Constantine C E, Amphlett M, Farrington M, Brown D F, Messer S, Rampling A, Warren R E
Clinical Microbiology and Public Health Laboratory, Addenbrooke's Hospital, Cambridge.
J Clin Pathol. 1993 Nov;46(11):1046-50. doi: 10.1136/jcp.46.11.1046.
To develop an internal quality assessment (IQA) scheme in a clinical bacteriology laboratory.
Over 24 months, 1230 diagnostic specimens, representing 0.42% of laboratory workload, were anonymised and resubmitted for analysis. Six hundred and twenty one (48.7%) of these gave positive culture results; 44 fecal and upper respiratory specimens were "spiked" (artificially inoculated) to increase the proportion of positive samples.
Discrepancies between IQA and clinical sample results occurred in 188 cases (14.8%): 76.6% of these were in culture results, 13.3% in microscopy performance, and 10.1% in clerical recording.

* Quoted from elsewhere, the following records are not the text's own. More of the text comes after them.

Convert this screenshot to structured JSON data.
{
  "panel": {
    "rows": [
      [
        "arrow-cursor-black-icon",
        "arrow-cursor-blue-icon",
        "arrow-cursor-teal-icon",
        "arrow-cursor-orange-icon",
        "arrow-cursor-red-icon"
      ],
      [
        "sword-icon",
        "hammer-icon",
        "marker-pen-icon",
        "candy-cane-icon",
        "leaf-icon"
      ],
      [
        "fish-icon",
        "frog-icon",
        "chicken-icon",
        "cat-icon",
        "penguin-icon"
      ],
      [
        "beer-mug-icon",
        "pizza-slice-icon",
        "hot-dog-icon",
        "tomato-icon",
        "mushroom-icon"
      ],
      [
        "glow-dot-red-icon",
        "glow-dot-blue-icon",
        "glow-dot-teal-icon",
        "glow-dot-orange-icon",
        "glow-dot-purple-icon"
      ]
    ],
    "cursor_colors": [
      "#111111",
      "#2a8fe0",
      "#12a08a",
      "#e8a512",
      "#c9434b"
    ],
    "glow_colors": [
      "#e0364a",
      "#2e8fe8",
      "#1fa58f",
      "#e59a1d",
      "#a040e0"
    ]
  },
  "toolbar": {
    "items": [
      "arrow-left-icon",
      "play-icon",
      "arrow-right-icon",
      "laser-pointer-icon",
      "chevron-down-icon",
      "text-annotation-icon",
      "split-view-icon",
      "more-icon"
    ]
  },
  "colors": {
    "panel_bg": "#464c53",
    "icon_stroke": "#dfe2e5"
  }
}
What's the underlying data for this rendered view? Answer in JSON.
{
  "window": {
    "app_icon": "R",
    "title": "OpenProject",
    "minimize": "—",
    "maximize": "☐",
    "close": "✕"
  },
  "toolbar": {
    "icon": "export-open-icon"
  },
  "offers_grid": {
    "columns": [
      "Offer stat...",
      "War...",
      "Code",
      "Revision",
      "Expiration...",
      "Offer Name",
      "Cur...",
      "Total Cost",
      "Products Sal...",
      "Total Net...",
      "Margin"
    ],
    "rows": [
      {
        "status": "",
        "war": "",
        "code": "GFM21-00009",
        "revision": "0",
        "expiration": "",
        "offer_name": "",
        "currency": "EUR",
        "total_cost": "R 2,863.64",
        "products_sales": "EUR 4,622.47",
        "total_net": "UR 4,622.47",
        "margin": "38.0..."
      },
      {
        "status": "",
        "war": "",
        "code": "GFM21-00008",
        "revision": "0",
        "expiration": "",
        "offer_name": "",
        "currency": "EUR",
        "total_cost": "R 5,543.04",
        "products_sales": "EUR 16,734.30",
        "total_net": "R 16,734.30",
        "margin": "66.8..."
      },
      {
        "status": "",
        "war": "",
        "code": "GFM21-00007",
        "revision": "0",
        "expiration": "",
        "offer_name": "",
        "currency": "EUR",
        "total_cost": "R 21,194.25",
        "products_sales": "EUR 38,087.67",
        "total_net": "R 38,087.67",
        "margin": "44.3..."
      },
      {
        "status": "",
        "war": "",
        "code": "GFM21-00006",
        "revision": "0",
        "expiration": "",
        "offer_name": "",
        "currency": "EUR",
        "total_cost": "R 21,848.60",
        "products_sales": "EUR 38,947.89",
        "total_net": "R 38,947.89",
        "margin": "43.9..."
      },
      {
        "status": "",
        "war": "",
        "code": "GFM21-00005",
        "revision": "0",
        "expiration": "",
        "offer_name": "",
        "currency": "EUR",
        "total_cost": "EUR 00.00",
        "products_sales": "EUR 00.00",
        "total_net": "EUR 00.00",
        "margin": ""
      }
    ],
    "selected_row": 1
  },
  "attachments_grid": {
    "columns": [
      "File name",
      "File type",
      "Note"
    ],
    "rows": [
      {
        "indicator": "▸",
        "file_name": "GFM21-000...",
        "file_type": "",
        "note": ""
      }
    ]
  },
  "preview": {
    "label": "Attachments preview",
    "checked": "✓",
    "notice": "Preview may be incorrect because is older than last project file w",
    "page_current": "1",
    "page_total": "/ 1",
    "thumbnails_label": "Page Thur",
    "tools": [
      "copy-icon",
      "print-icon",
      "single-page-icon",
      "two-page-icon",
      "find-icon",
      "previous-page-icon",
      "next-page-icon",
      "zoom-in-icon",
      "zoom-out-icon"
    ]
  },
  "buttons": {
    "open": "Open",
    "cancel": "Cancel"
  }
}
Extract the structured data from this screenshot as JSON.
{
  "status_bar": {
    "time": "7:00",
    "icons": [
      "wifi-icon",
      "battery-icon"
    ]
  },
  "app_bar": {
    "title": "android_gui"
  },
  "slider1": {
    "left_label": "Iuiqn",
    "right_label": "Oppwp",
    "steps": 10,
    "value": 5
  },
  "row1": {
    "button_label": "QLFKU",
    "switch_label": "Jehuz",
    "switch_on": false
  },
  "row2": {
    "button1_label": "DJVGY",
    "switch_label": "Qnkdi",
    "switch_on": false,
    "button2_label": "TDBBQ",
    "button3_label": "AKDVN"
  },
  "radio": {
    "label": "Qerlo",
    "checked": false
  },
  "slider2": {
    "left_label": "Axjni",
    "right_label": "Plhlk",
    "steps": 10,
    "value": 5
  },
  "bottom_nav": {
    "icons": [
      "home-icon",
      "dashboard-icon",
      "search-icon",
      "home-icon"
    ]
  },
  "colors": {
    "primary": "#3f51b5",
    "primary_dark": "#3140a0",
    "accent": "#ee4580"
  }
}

The culture discrepancy rate for each positive sample was lowest for wound (17.5%) and urine (18.1%) specimens, and highest for faeces (34.9%) and upper respiratory (37.7%) samples. Discrepancies in several areas responded to staff training and improvement in technical methods.
An IQA programme of this type assesses the reproducibility of tests within a diagnostic laboratory when analysing common specimen types and organisms. It permits blind assessment of many areas of diagnostic work that are not readily amenable to other quality assurance methods, and it raises the awareness of all staff to the importance of quality in every aspect of specimen and data processing.
在临床细菌学实验室制定一项内部质量评估(IQA)方案。
在24个月的时间里,对1230份诊断标本进行匿名处理,这些标本占实验室工作量的0.42%,然后重新提交进行分析。其中621份(48.7%)培养结果呈阳性;对44份粪便和上呼吸道标本进行“加样”(人工接种),以增加阳性样本的比例。
IQA结果与临床样本结果之间存在差异的有188例(14.8%):其中76.6%存在于培养结果中,13.3%存在于显微镜检查结果中,10.1%存在于文书记录中。伤口标本(17.5%)和尿液标本(18.1%)中每个阳性样本的培养差异率最低,粪便标本(34.9%)和上呼吸道标本(37.7%)中最高。几个领域的差异通过工作人员培训和技术方法的改进得到了改善。
这种类型的IQA方案在分析常见标本类型和微生物时,评估诊断实验室内检测的可重复性。它允许对诊断工作中许多不易采用其他质量保证方法的领域进行盲法评估,并提高所有工作人员对标本和数据处理各个方面质量重要性的认识。